Beyond Cholesterol: Saturated Fat and Trans Fat
What's a food shopper to do? Even though cholesterol isn't the chief villain, it's still worth glancing at how much a packaged food contains. The official advice from the American Heart Association and other groups is to limit your total daily intake to less than 300 milligrams.
But while checking cholesterol numbers, also take a look at the saturated fat, which has a much bigger impact on raising cholesterol levels. Most nutritionists say a healthy diet should get no more than 7% of calories from saturated fat.
Trans fats may be even more dangerous because they raise LDL, or "bad" cholesterol levels and lower HDL, the "good cholesterol" at the same time.
Fortunately, trans fats, which are found in partially hydrogenated oils, are being phased out of many packaged foods, so they pose less of a danger. Still, if you eat a lot of processed foods, you may still be consuming more than you should.
Foods can call themselves "trans-free" as long as they contain less than half a gram of trans fats per serving. To find out whether a food has trans fats, check the ingredient label for partially hydrogenated oils.
Lowering Cholesterol With Weight Loss
If you could stand to lose a few pounds, probably the most important number to check on the label is calories per serving.

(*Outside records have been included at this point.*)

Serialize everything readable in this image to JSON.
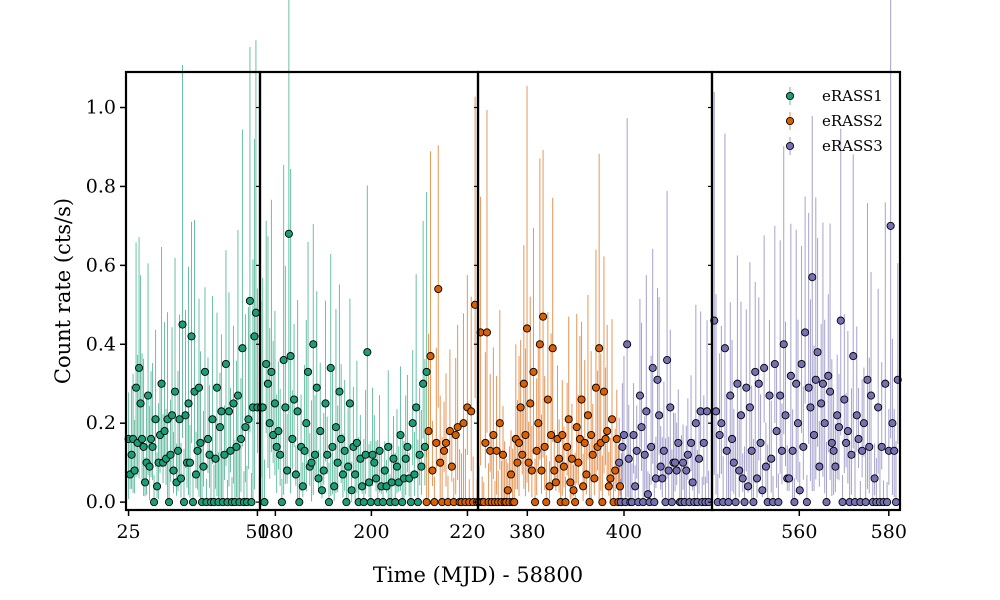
{
  "chart_data": {
    "type": "scatter",
    "xlabel": "Time (MJD) - 58800",
    "ylabel": "Count rate (cts/s)",
    "ylim": [
      -0.02,
      1.09
    ],
    "yticks": [
      "0.0",
      "0.2",
      "0.4",
      "0.6",
      "0.8",
      "1.0"
    ],
    "grid": false,
    "legend_position": "top-right",
    "series": [
      {
        "name": "eRASS1",
        "color": "#1b9e77",
        "marker": "circle"
      },
      {
        "name": "eRASS2",
        "color": "#d95f02",
        "marker": "circle"
      },
      {
        "name": "eRASS3",
        "color": "#7570b3",
        "marker": "circle"
      }
    ],
    "panels": [
      {
        "xlim": [
          24.5,
          50.5
        ],
        "xticks": [
          {
            "value": 25,
            "label": "25"
          },
          {
            "value": 50,
            "label": "50"
          }
        ],
        "segments": [
          {
            "series": 0,
            "x_start": 25.0,
            "x_end": 50.0,
            "y": [
              0.16,
              0.07,
              0.12,
              0.16,
              0.08,
              0.29,
              0.15,
              0.34,
              0.25,
              0.16,
              0.14,
              0.05,
              0.1,
              0.27,
              0.09,
              0.16,
              0.14,
              0.0,
              0.21,
              0.04,
              0.1,
              0.17,
              0.3,
              0.1,
              0.18,
              0.11,
              0.21,
              0.0,
              0.12,
              0.22,
              0.08,
              0.28,
              0.05,
              0.13,
              0.21,
              0.06,
              0.45,
              0.0,
              0.22,
              0.1,
              0.25,
              0.1,
              0.42,
              0.0,
              0.28,
              0.07,
              0.13,
              0.29,
              0.15,
              0.0,
              0.09,
              0.33,
              0.0,
              0.16,
              0.12,
              0.0,
              0.21,
              0.0,
              0.11,
              0.29,
              0.0,
              0.19,
              0.23,
              0.0,
              0.12,
              0.35,
              0.0,
              0.23,
              0.13,
              0.0,
              0.25,
              0.0,
              0.14,
              0.27,
              0.0,
              0.16,
              0.39,
              0.0,
              0.19,
              0.0,
              0.21,
              0.51,
              0.0,
              0.24,
              0.42,
              0.48,
              0.24
            ]
          }
        ]
      },
      {
        "xlim": [
          176.8,
          222.2
        ],
        "xticks": [
          {
            "value": 180,
            "label": "180"
          },
          {
            "value": 200,
            "label": "200"
          },
          {
            "value": 220,
            "label": "220"
          }
        ],
        "segments": [
          {
            "series": 0,
            "x_start": 177.0,
            "x_end": 211.5,
            "y": [
              0.24,
              0.24,
              0.0,
              0.35,
              0.3,
              0.2,
              0.33,
              0.17,
              0.25,
              0.14,
              0.18,
              0.12,
              0.0,
              0.36,
              0.24,
              0.08,
              0.68,
              0.37,
              0.16,
              0.26,
              0.07,
              0.23,
              0.0,
              0.14,
              0.04,
              0.13,
              0.2,
              0.33,
              0.09,
              0.1,
              0.4,
              0.12,
              0.29,
              0.06,
              0.18,
              0.03,
              0.08,
              0.25,
              0.12,
              0.0,
              0.34,
              0.14,
              0.04,
              0.19,
              0.1,
              0.28,
              0.16,
              0.07,
              0.13,
              0.0,
              0.09,
              0.25,
              0.03,
              0.14,
              0.07,
              0.15,
              0.0,
              0.11,
              0.04,
              0.0,
              0.12,
              0.38,
              0.05,
              0.0,
              0.12,
              0.1,
              0.06,
              0.0,
              0.13,
              0.04,
              0.0,
              0.08,
              0.04,
              0.14,
              0.0,
              0.05,
              0.11,
              0.0,
              0.09,
              0.05,
              0.17,
              0.0,
              0.06,
              0.11,
              0.14,
              0.06,
              0.0,
              0.2,
              0.07,
              0.24,
              0.0,
              0.12,
              0.09,
              0.3,
              0.14,
              0.33
            ]
          },
          {
            "series": 1,
            "x_start": 211.5,
            "x_end": 222.0,
            "y": [
              0.0,
              0.18,
              0.37,
              0.08,
              0.0,
              0.15,
              0.54,
              0.1,
              0.0,
              0.13,
              0.15,
              0.0,
              0.18,
              0.09,
              0.0,
              0.17,
              0.19,
              0.0,
              0.0,
              0.2,
              0.0,
              0.24,
              0.0,
              0.23,
              0.0,
              0.5,
              0.0
            ]
          }
        ]
      },
      {
        "xlim": [
          369.8,
          418.2
        ],
        "xticks": [
          {
            "value": 380,
            "label": "380"
          },
          {
            "value": 400,
            "label": "400"
          }
        ],
        "segments": [
          {
            "series": 1,
            "x_start": 370.0,
            "x_end": 399.5,
            "y": [
              0.0,
              0.43,
              0.0,
              0.0,
              0.15,
              0.43,
              0.0,
              0.13,
              0.0,
              0.17,
              0.0,
              0.13,
              0.0,
              0.2,
              0.0,
              0.12,
              0.0,
              0.0,
              0.03,
              0.0,
              0.07,
              0.0,
              0.0,
              0.16,
              0.1,
              0.15,
              0.24,
              0.12,
              0.3,
              0.17,
              0.44,
              0.1,
              0.25,
              0.08,
              0.33,
              0.0,
              0.13,
              0.2,
              0.4,
              0.08,
              0.47,
              0.14,
              0.0,
              0.26,
              0.04,
              0.17,
              0.39,
              0.08,
              0.05,
              0.16,
              0.11,
              0.0,
              0.17,
              0.09,
              0.0,
              0.14,
              0.21,
              0.05,
              0.11,
              0.03,
              0.0,
              0.19,
              0.1,
              0.16,
              0.26,
              0.04,
              0.15,
              0.07,
              0.22,
              0.0,
              0.17,
              0.12,
              0.06,
              0.29,
              0.14,
              0.39,
              0.15,
              0.0,
              0.28,
              0.16,
              0.18,
              0.04,
              0.06,
              0.21,
              0.0,
              0.08,
              0.16,
              0.0,
              0.04,
              0.0
            ]
          },
          {
            "series": 2,
            "x_start": 399.0,
            "x_end": 417.5,
            "y": [
              0.1,
              0.0,
              0.14,
              0.17,
              0.0,
              0.4,
              0.11,
              0.0,
              0.0,
              0.17,
              0.04,
              0.13,
              0.0,
              0.27,
              0.19,
              0.0,
              0.12,
              0.23,
              0.02,
              0.0,
              0.14,
              0.34,
              0.0,
              0.06,
              0.31,
              0.22,
              0.09,
              0.06,
              0.13,
              0.0,
              0.36,
              0.08,
              0.24,
              0.0,
              0.1,
              0.1,
              0.08,
              0.15,
              0.0,
              0.0,
              0.1,
              0.0,
              0.08,
              0.12,
              0.0,
              0.15,
              0.05,
              0.0,
              0.2,
              0.0,
              0.11,
              0.23,
              0.0,
              0.15,
              0.0,
              0.23,
              0.0
            ]
          }
        ]
      },
      {
        "xlim": [
          540.5,
          582.5
        ],
        "xticks": [
          {
            "value": 560,
            "label": "560"
          },
          {
            "value": 580,
            "label": "580"
          }
        ],
        "segments": [
          {
            "series": 2,
            "x_start": 541.0,
            "x_end": 582.0,
            "y": [
              0.46,
              0.23,
              0.0,
              0.17,
              0.2,
              0.0,
              0.39,
              0.13,
              0.0,
              0.27,
              0.16,
              0.1,
              0.0,
              0.3,
              0.08,
              0.22,
              0.06,
              0.0,
              0.29,
              0.04,
              0.24,
              0.13,
              0.0,
              0.33,
              0.06,
              0.3,
              0.15,
              0.03,
              0.34,
              0.09,
              0.0,
              0.27,
              0.11,
              0.0,
              0.35,
              0.18,
              0.0,
              0.27,
              0.13,
              0.4,
              0.22,
              0.06,
              0.06,
              0.32,
              0.13,
              0.0,
              0.3,
              0.2,
              0.03,
              0.35,
              0.14,
              0.43,
              0.0,
              0.29,
              0.24,
              0.57,
              0.17,
              0.31,
              0.38,
              0.09,
              0.25,
              0.3,
              0.2,
              0.0,
              0.32,
              0.28,
              0.15,
              0.13,
              0.09,
              0.22,
              0.19,
              0.46,
              0.0,
              0.26,
              0.15,
              0.18,
              0.0,
              0.12,
              0.37,
              0.0,
              0.22,
              0.16,
              0.0,
              0.13,
              0.2,
              0.0,
              0.31,
              0.14,
              0.27,
              0.0,
              0.06,
              0.0,
              0.24,
              0.0,
              0.14,
              0.0,
              0.3,
              0.0,
              0.13,
              0.7,
              0.2,
              0.13,
              0.0,
              0.31
            ]
          }
        ]
      }
    ]
  }
}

A recent study by researchers at the University of Surrey in England showed that when volunteers cut back on calories, it didn't matter how much dietary cholesterol they consumed. Even when their diets contained up to 582 milligrams of cholesterol a day -- far over the recommended amount -- their blood cholesterol levels remained unchanged as long as they cut back on calories and lost weight.
"Cholesterol in packaged foods really isn't a big issue," says McManus. "Three much more important numbers on the nutrition facts panel are serving size, calories per serving, and the type of fats," says McManus. "If you keep track of those, you don't have to worry about how much cholesterol a packaged food contains."